БИРОБИДЖАН, 28 января, «Город на Бире» — 27 января, в день освобождения Советскими войсками концентрационного лагеря Освенцим, жители Биробиджана собрались на митинг вокруг памятного камня, установленного рядом с общиной «Фрейд» и биробиджанской синагогой. У большинства присутствующих были таблички с надписью: «Мы помним».
Тем, что Холокост не может подлежать забвению, были наполнены выступления заместителя председателя областного Законодательного собрания, директора лицея № 23 Лилии Комиссаренко, и координатора программы ENERJEW еврейского молодёжного центра Веры Кравец. В составе молодёжной делегации Вера сама побывала в лагере Освенцим, где для истории сохранены бараки, места расстрелов, газовая камера.
Координатор программы ENERJEW еврейского молодёжного центра Вера Кравец.
– Сын одной из узниц Освенцима, – вспомнила Вера, – говорил нам, что мы все здесь – сохранившиеся осколки еврейского народа, и наша задача – собрать общину заново. Это то, чем мы сейчас занимаемся.
Кадеты школы МЧС юных пожарных спасателей зажгли у основания памятного камня десятки свечей. Участники митинга почтили память жертв Холокоста минутой молчания, и, следуя еврейской традиции, положили к основанию памятного знака камни.
После митинга в городском Дворце культуры состоялся вечер-реквием, на котором первым выступил исполняющий обязанности губернатора области Ростислав Гольдштейн.

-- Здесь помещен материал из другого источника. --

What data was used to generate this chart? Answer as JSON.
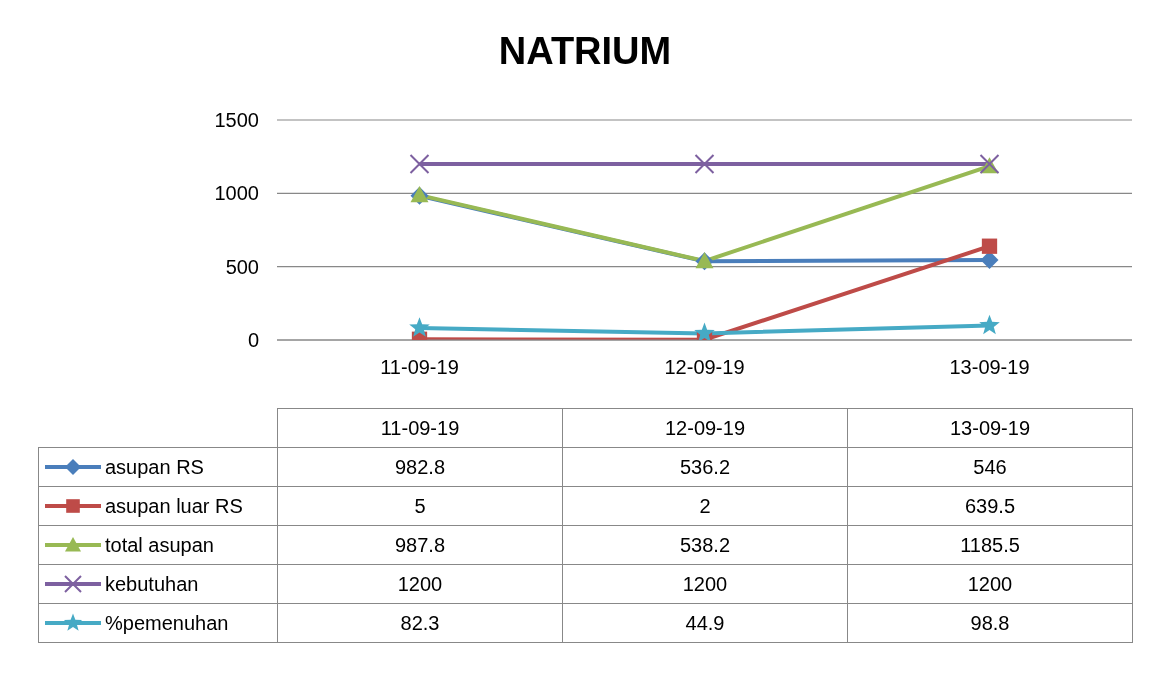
{
  "chart_data": {
    "type": "line",
    "title": "NATRIUM",
    "categories": [
      "11-09-19",
      "12-09-19",
      "13-09-19"
    ],
    "series": [
      {
        "name": "asupan RS",
        "color": "#4a7ebb",
        "marker": "diamond",
        "values": [
          982.8,
          536.2,
          546
        ]
      },
      {
        "name": "asupan luar RS",
        "color": "#be4b48",
        "marker": "square",
        "values": [
          5,
          2,
          639.5
        ]
      },
      {
        "name": "total asupan",
        "color": "#98b954",
        "marker": "triangle",
        "values": [
          987.8,
          538.2,
          1185.5
        ]
      },
      {
        "name": "kebutuhan",
        "color": "#7d60a0",
        "marker": "cross",
        "values": [
          1200,
          1200,
          1200
        ]
      },
      {
        "name": "%pemenuhan",
        "color": "#46aac5",
        "marker": "star",
        "values": [
          82.3,
          44.9,
          98.8
        ]
      }
    ],
    "ylim": [
      0,
      1500
    ],
    "yticks": [
      0,
      500,
      1000,
      1500
    ],
    "grid": "y",
    "legend": "bottom",
    "data_labels": true
  }
}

– Если честно, – сказал Ростислав Эрнстович, – я не знаю, о чём говорят в таких случаях, поэтому начну стихами известного еврейского поэта Наума Коржавина: «Мужчины мучили детей. Умно. Намеренно. Умело. Творили будничное дело, трудились – мучили детей…» Польша, автобус делегация. Мы подъезжаем к лагерю, ряды каменных зданий. Ворота. Я вспоминаю фильмы, на которых вырос, и книги, которые читал. Я знаю, что, войдя в ворота, увижу столовую, оркестр, который играл 12 часов в сутки. Это были евреи. Справа – виселица, проходя чуть дальше понимаешь, что тут должен быть плац. На самом деле он не большой, и не понимаешь, как туда помещалось такое количество людей. Очень холодно, горы человеческих волос, детская обувь, утварь, посуда. Женщины её везли с собой, чтобы наладить новую жизнь. Их сожгли в печах. Все европейские страны приняли закон об уничтожении евреев. Нам сейчас говорят, что погибли миллионы. Да, 27 миллионов советских людей погибли в этой войне, но при этом, только евреи не могли выжить, потому что они евреи. Мы проходим через газовую камеру, помещение примерно 10 на 20 метров, закопчённое, с земляным полом, и выходим через крематорий на улицу. Какая–то молоденькая польская корреспондентка, хорошо говорящая по-русски, начинает задавать вопросы, а я не понимаю, о чём она говорит. Она говорит о том, что нужно уже смириться и забыть, зачем ворошить прошлое… Я не забуду, не забудут мои дети, не забудут мои внуки.
Председатель Законодательного собрания области Любовь Павлова тоже рассказала собравшимся о том, что знает из рассказов своей матери, которая в двенадцатилетнем возрасте была в оккупированном Ростове-на-Дону. Она рассказала о том, как евреев убивали только за то, что они евреи.
– Наша память, – сказала Любовь Алексеевна, – должна быть ответственна за историю уничтожения народа, и мы сохраним эту память.
А потом звучали горькие слова из детских дневников, написанных в годы войны. Были озвучены записи Анны Франк – девочки, погибшей в Освенциме, Бориса Сребника, Анатолия Кучерова и Риммы Финкельфельд-Кучеровой. Если эти воспоминания назвать страшными, то это будет очень мягкой характеристикой.
Со сцены прозвучали песни на иврите, зрителям показаны танцевальные и цирковые номера. Память должна быть живой, а танцы и песни – это тоже часть жизни, а значит, часть нашей памяти.